Banjarnegara (Humas) — Penyuluh Agama Islam KUA Madukara, Mamiatik, memimpin rapat teknis persiapan Festival Anak Sholeh Indonesia (FASI) tingkat Kabupaten Banjarnegara. Rapat digelar pada Senin (1/12/2025), bertempat di TPQ Al Mukarom, Dusun Kutayasa. Kegiatan ini menghadirkan koordinator lomba dari Badko LPQ Kecamatan Madukara serta pengelola dan pembina dari pos pesantren dan TPQ setempat.
Rapat yang bersifat koordinatif dan teknis tersebut membahas kesiapan administrasi, jadwal lomba, kategori penilaian, dan pembagian tugas panitia di lapangan. Menurut Mamiatik, pertemuan ini penting agar semua pihak memiliki pemahaman yang sama sehingga pelaksanaan FASI berjalan lancar dan peserta mendapatkan pengalaman terbaik.
“Kami berfokus pada pembinaan mental dan teknis bagi santri sehingga ketika berlomba mereka tampil percaya diri, penuh adab, dan menunjukkan kemampuan terbaiknya,” ujar Mamiatik saat membuka rapat.

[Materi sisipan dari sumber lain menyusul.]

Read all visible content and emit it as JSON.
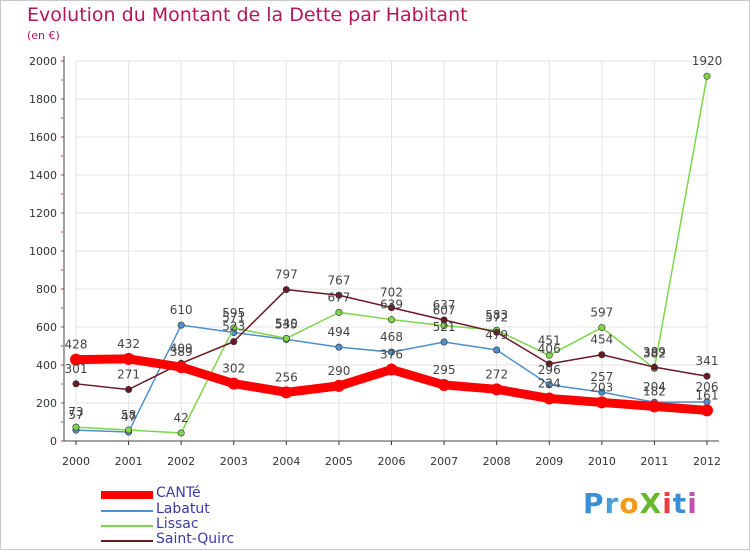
{
  "chart_data": {
    "type": "line",
    "title": "Evolution du Montant de la Dette par Habitant",
    "subtitle": "(en €)",
    "xlabel": "",
    "ylabel": "",
    "categories": [
      "2000",
      "2001",
      "2002",
      "2003",
      "2004",
      "2005",
      "2006",
      "2007",
      "2008",
      "2009",
      "2010",
      "2011",
      "2012"
    ],
    "ylim": [
      0,
      2000
    ],
    "yticks": [
      "0",
      "200",
      "400",
      "600",
      "800",
      "1000",
      "1200",
      "1400",
      "1600",
      "1800",
      "2000"
    ],
    "series": [
      {
        "name": "CANTé",
        "color": "#ff0000",
        "values": [
          428,
          432,
          389,
          302,
          256,
          290,
          376,
          295,
          272,
          224,
          203,
          182,
          161
        ],
        "labels": [
          "428",
          "432",
          "389",
          "302",
          "256",
          "290",
          "376",
          "295",
          "272",
          "224",
          "203",
          "182",
          "161"
        ]
      },
      {
        "name": "Labatut",
        "color": "#4f8fcc",
        "values": [
          57,
          47,
          610,
          571,
          535,
          494,
          468,
          521,
          479,
          296,
          257,
          204,
          206
        ],
        "labels": [
          "57",
          "47",
          "610",
          "571",
          "535",
          "494",
          "468",
          "521",
          "479",
          "296",
          "257",
          "204",
          "206"
        ]
      },
      {
        "name": "Lissac",
        "color": "#7fd64a",
        "values": [
          73,
          58,
          42,
          595,
          540,
          677,
          639,
          607,
          583,
          451,
          597,
          382,
          1920
        ],
        "labels": [
          "73",
          "58",
          "42",
          "595",
          "540",
          "677",
          "639",
          "607",
          "583",
          "451",
          "597",
          "382",
          "1920"
        ]
      },
      {
        "name": "Saint-Quirc",
        "color": "#6b1a24",
        "values": [
          301,
          271,
          409,
          523,
          797,
          767,
          702,
          637,
          572,
          406,
          454,
          389,
          341
        ],
        "labels": [
          "301",
          "271",
          "409",
          "523",
          "797",
          "767",
          "702",
          "637",
          "572",
          "406",
          "454",
          "389",
          "341"
        ]
      }
    ]
  },
  "brand": {
    "name": "ProXiti",
    "letters": [
      "P",
      "r",
      "o",
      "X",
      "i",
      "t",
      "i"
    ],
    "colors": [
      "#3a8fd9",
      "#4b9fd9",
      "#f29a1c",
      "#66b82e",
      "#e83e3e",
      "#3a8fd9",
      "#c04fb0"
    ]
  }
}
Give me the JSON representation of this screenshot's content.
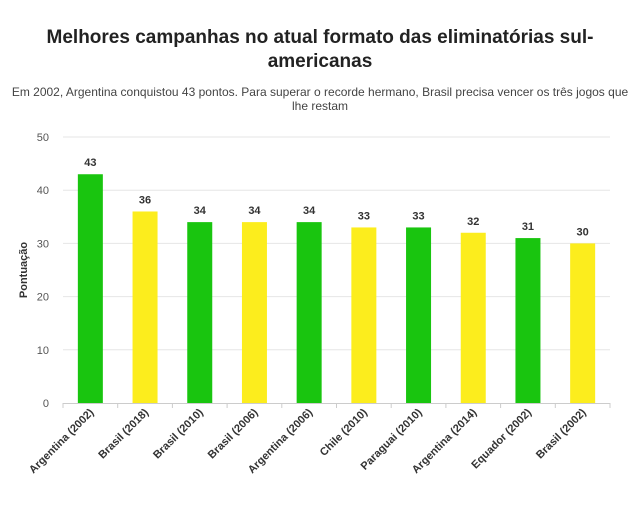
{
  "chart_data": {
    "type": "bar",
    "title": "Melhores campanhas no atual formato das eliminatórias sul-americanas",
    "subtitle": "Em 2002, Argentina conquistou 43 pontos. Para superar o recorde hermano, Brasil precisa vencer os três jogos que lhe restam",
    "ylabel": "Pontuação",
    "xlabel": "",
    "ylim": [
      0,
      50
    ],
    "yticks": [
      0,
      10,
      20,
      30,
      40,
      50
    ],
    "grid": true,
    "categories": [
      "Argentina (2002)",
      "Brasil (2018)",
      "Brasil (2010)",
      "Brasil (2006)",
      "Argentina (2006)",
      "Chile (2010)",
      "Paraguai (2010)",
      "Argentina (2014)",
      "Equador (2002)",
      "Brasil (2002)"
    ],
    "values": [
      43,
      36,
      34,
      34,
      34,
      33,
      33,
      32,
      31,
      30
    ],
    "colors": [
      "#19c50f",
      "#fced1d",
      "#19c50f",
      "#fced1d",
      "#19c50f",
      "#fced1d",
      "#19c50f",
      "#fced1d",
      "#19c50f",
      "#fced1d"
    ]
  }
}
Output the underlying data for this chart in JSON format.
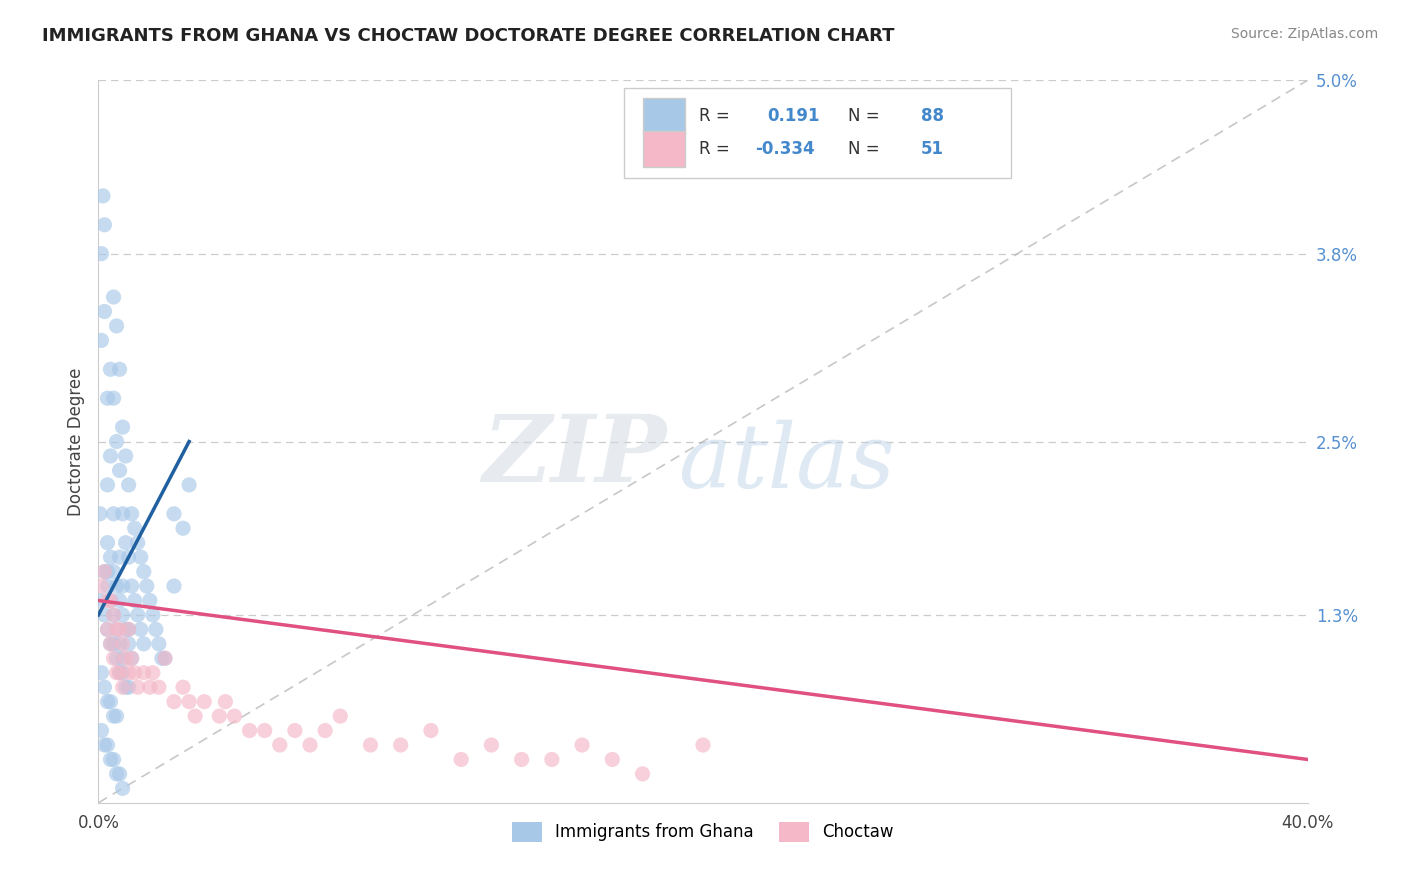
{
  "title": "IMMIGRANTS FROM GHANA VS CHOCTAW DOCTORATE DEGREE CORRELATION CHART",
  "source_text": "Source: ZipAtlas.com",
  "ylabel": "Doctorate Degree",
  "xlim": [
    0.0,
    0.4
  ],
  "ylim": [
    0.0,
    0.05
  ],
  "ytick_right": [
    0.013,
    0.025,
    0.038,
    0.05
  ],
  "ytick_right_labels": [
    "1.3%",
    "2.5%",
    "3.8%",
    "5.0%"
  ],
  "legend_label1": "Immigrants from Ghana",
  "legend_label2": "Choctaw",
  "blue_scatter_color": "#a8c8e8",
  "pink_scatter_color": "#f4b8c8",
  "trend_blue_color": "#2060a0",
  "trend_pink_color": "#e05080",
  "watermark_zip": "ZIP",
  "watermark_atlas": "atlas",
  "ghana_x": [
    0.0005,
    0.001,
    0.001,
    0.0015,
    0.002,
    0.002,
    0.003,
    0.003,
    0.003,
    0.004,
    0.004,
    0.005,
    0.005,
    0.005,
    0.006,
    0.006,
    0.007,
    0.007,
    0.007,
    0.008,
    0.008,
    0.008,
    0.009,
    0.009,
    0.01,
    0.01,
    0.01,
    0.011,
    0.011,
    0.012,
    0.012,
    0.013,
    0.013,
    0.014,
    0.014,
    0.015,
    0.015,
    0.016,
    0.017,
    0.018,
    0.019,
    0.02,
    0.021,
    0.022,
    0.025,
    0.025,
    0.028,
    0.03,
    0.001,
    0.002,
    0.003,
    0.004,
    0.005,
    0.006,
    0.007,
    0.008,
    0.009,
    0.01,
    0.002,
    0.003,
    0.004,
    0.005,
    0.006,
    0.007,
    0.008,
    0.001,
    0.002,
    0.003,
    0.004,
    0.005,
    0.006,
    0.003,
    0.004,
    0.005,
    0.006,
    0.007,
    0.008,
    0.009,
    0.01,
    0.011,
    0.001,
    0.002,
    0.003,
    0.004,
    0.005,
    0.006,
    0.007,
    0.008
  ],
  "ghana_y": [
    0.02,
    0.038,
    0.032,
    0.042,
    0.04,
    0.034,
    0.028,
    0.022,
    0.016,
    0.03,
    0.024,
    0.035,
    0.028,
    0.02,
    0.033,
    0.025,
    0.03,
    0.023,
    0.017,
    0.026,
    0.02,
    0.015,
    0.024,
    0.018,
    0.022,
    0.017,
    0.012,
    0.02,
    0.015,
    0.019,
    0.014,
    0.018,
    0.013,
    0.017,
    0.012,
    0.016,
    0.011,
    0.015,
    0.014,
    0.013,
    0.012,
    0.011,
    0.01,
    0.01,
    0.02,
    0.015,
    0.019,
    0.022,
    0.014,
    0.013,
    0.012,
    0.011,
    0.011,
    0.01,
    0.009,
    0.009,
    0.008,
    0.008,
    0.016,
    0.015,
    0.014,
    0.013,
    0.012,
    0.011,
    0.01,
    0.009,
    0.008,
    0.007,
    0.007,
    0.006,
    0.006,
    0.018,
    0.017,
    0.016,
    0.015,
    0.014,
    0.013,
    0.012,
    0.011,
    0.01,
    0.005,
    0.004,
    0.004,
    0.003,
    0.003,
    0.002,
    0.002,
    0.001
  ],
  "choctaw_x": [
    0.001,
    0.002,
    0.003,
    0.003,
    0.004,
    0.004,
    0.005,
    0.005,
    0.006,
    0.006,
    0.007,
    0.007,
    0.008,
    0.008,
    0.009,
    0.01,
    0.01,
    0.011,
    0.012,
    0.013,
    0.015,
    0.017,
    0.018,
    0.02,
    0.022,
    0.025,
    0.028,
    0.03,
    0.032,
    0.035,
    0.04,
    0.042,
    0.045,
    0.05,
    0.055,
    0.06,
    0.065,
    0.07,
    0.075,
    0.08,
    0.09,
    0.1,
    0.11,
    0.12,
    0.13,
    0.14,
    0.15,
    0.16,
    0.17,
    0.18,
    0.2
  ],
  "choctaw_y": [
    0.015,
    0.016,
    0.014,
    0.012,
    0.014,
    0.011,
    0.013,
    0.01,
    0.012,
    0.009,
    0.012,
    0.009,
    0.011,
    0.008,
    0.01,
    0.012,
    0.009,
    0.01,
    0.009,
    0.008,
    0.009,
    0.008,
    0.009,
    0.008,
    0.01,
    0.007,
    0.008,
    0.007,
    0.006,
    0.007,
    0.006,
    0.007,
    0.006,
    0.005,
    0.005,
    0.004,
    0.005,
    0.004,
    0.005,
    0.006,
    0.004,
    0.004,
    0.005,
    0.003,
    0.004,
    0.003,
    0.003,
    0.004,
    0.003,
    0.002,
    0.004
  ],
  "blue_trend_x0": 0.0,
  "blue_trend_x1": 0.03,
  "blue_trend_y0": 0.013,
  "blue_trend_y1": 0.025,
  "pink_trend_x0": 0.0,
  "pink_trend_x1": 0.4,
  "pink_trend_y0": 0.014,
  "pink_trend_y1": 0.003
}
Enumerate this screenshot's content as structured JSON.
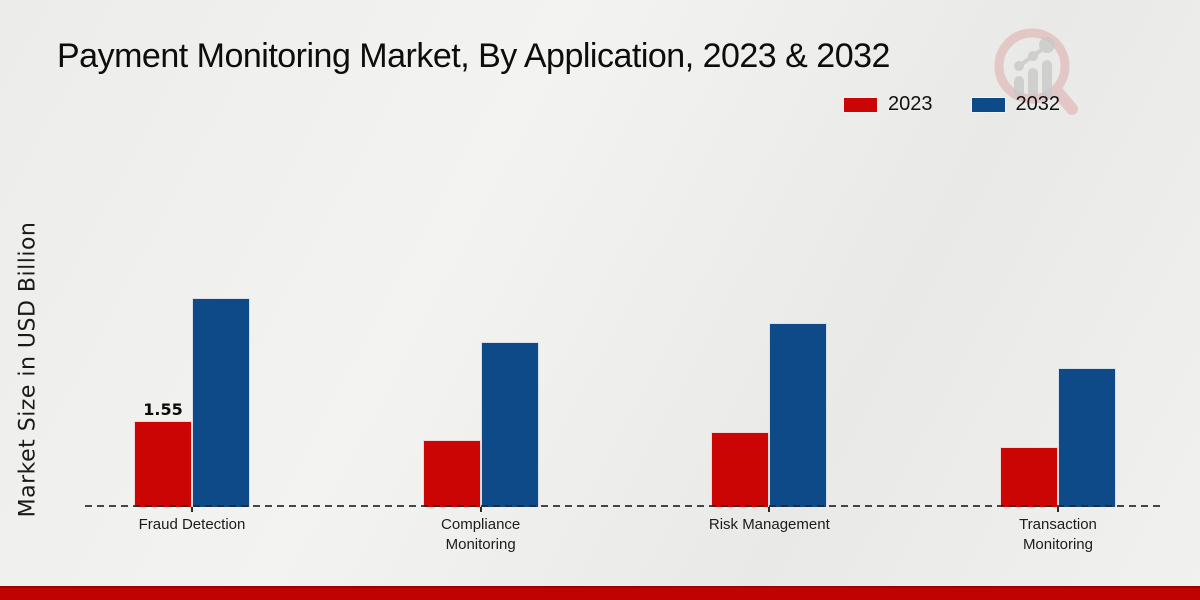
{
  "page": {
    "bottom_bar_color": "#c10202",
    "background_base": "#ededeb"
  },
  "chart_data": {
    "type": "bar",
    "title": "Payment Monitoring Market, By Application, 2023 & 2032",
    "xlabel": "",
    "ylabel": "Market Size in USD Billion",
    "categories": [
      "Fraud Detection",
      "Compliance Monitoring",
      "Risk Management",
      "Transaction Monitoring"
    ],
    "series": [
      {
        "name": "2023",
        "color": "#cb0404",
        "values": [
          1.55,
          1.21,
          1.35,
          1.08
        ]
      },
      {
        "name": "2032",
        "color": "#0f4a88",
        "values": [
          3.77,
          2.97,
          3.32,
          2.51
        ]
      }
    ],
    "bar_value_labels": [
      {
        "series": "2023",
        "category": "Fraud Detection",
        "text": "1.55"
      }
    ],
    "ylim": [
      0,
      4.2
    ],
    "grid": false,
    "legend_position": "top-right",
    "baseline_style": "dashed",
    "axis_lines_visible": false
  },
  "icons": {
    "watermark": "magnifier-bar-chart-logo"
  }
}
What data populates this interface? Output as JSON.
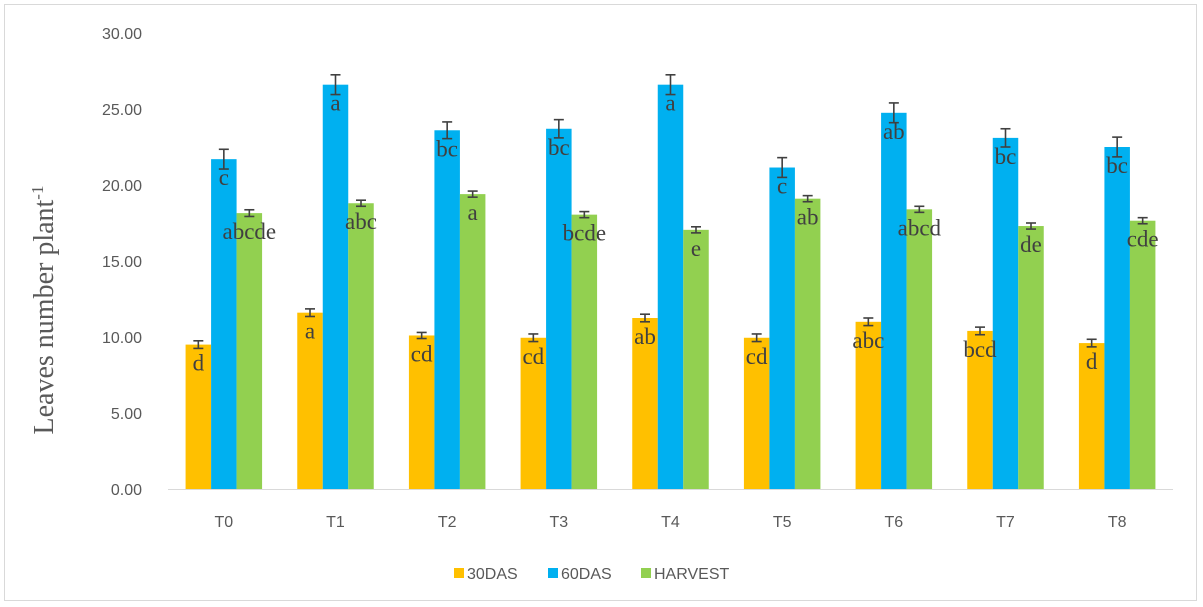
{
  "chart_data": {
    "type": "bar",
    "ylabel": "Leaves number plant",
    "ylabel_sup": "-1",
    "xlabel": "",
    "ylim": [
      0,
      30
    ],
    "yticks": [
      "0.00",
      "5.00",
      "10.00",
      "15.00",
      "20.00",
      "25.00",
      "30.00"
    ],
    "grid": false,
    "legend_position": "bottom",
    "categories": [
      "T0",
      "T1",
      "T2",
      "T3",
      "T4",
      "T5",
      "T6",
      "T7",
      "T8"
    ],
    "series": [
      {
        "name": "30DAS",
        "color": "#ffc000",
        "values": [
          9.5,
          11.6,
          10.1,
          9.95,
          11.25,
          9.95,
          11.0,
          10.4,
          9.6
        ],
        "errors": [
          0.25,
          0.25,
          0.2,
          0.25,
          0.25,
          0.25,
          0.25,
          0.25,
          0.25
        ],
        "letters": [
          "d",
          "a",
          "cd",
          "cd",
          "ab",
          "cd",
          "abc",
          "bcd",
          "d"
        ]
      },
      {
        "name": "60DAS",
        "color": "#00b0f0",
        "values": [
          21.7,
          26.6,
          23.6,
          23.7,
          26.6,
          21.15,
          24.75,
          23.1,
          22.5
        ],
        "errors": [
          0.65,
          0.65,
          0.55,
          0.6,
          0.65,
          0.65,
          0.65,
          0.6,
          0.65
        ],
        "letters": [
          "c",
          "a",
          "bc",
          "bc",
          "a",
          "c",
          "ab",
          "bc",
          "bc"
        ]
      },
      {
        "name": "HARVEST",
        "color": "#92d050",
        "values": [
          18.15,
          18.8,
          19.4,
          18.05,
          17.05,
          19.1,
          18.4,
          17.3,
          17.65
        ],
        "errors": [
          0.22,
          0.2,
          0.2,
          0.2,
          0.2,
          0.2,
          0.2,
          0.2,
          0.2
        ],
        "letters": [
          "abcde",
          "abc",
          "a",
          "bcde",
          "e",
          "ab",
          "abcd",
          "de",
          "cde"
        ]
      }
    ],
    "error_bar_color": "#404040"
  }
}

Kepala KUA Kecamatan Madukara, Muhamad Ngunwan, menyampaikan dukungan penuh atas pelaksanaan rapat teknis dan kegiatan FASI. Menurutnya, FASI bukan sekadar lomba, melainkan wahana pembinaan karakter dan penguatan kompetensi keagamaan anak sejak dini.
“KUA Kecamatan Madukara mendukung penuh seluruh rangkaian FASI sebagai upaya nyata membentuk karakter santri yang unggul dan berakhlak mulia menuju Indonesia Emas,” kata Muhamad Ngunwan.
Dalam rapat juga dibahas teknis arena lomba, tata tertib penilaian, serta standar kelengkapan administrasi peserta yang harus dipenuhi oleh Badko LPQ masing-masing desa. Panitia menekankan pentingnya latihan terstruktur bagi peserta, mulai dari hafalan, bacaaan tartil, hingga penampilan seni islami. Selain itu, aspek kesehatan dan protokol tempat juga menjadi perhatian agar semua peserta nyaman dan aman selama kegiatan.
Tokoh masyarakat dan beberapa pembina TPQ yang hadir memberikan masukan praktis mengenai jadwal latihan dan kriteria penilaian yang adil. Rencananya, TPQ Al Mukarom Kutayasa akan menjadi salah satu pusat latihan menjelang pelaksanaan FASI di tingkat kabupaten.
Penutupan rapat diisi oleh pernyataan komitmen bersama dari seluruh pihak untuk menyukseskan FASI dengan semangat gotong royong. Dengan koordinasi yang baik dan dukungan penuh dari KUA, panitia optimistis FASI akan menjadi momentum penting dalam mengembangkan potensi dan karakter generasi muda religius di Banjarnegara.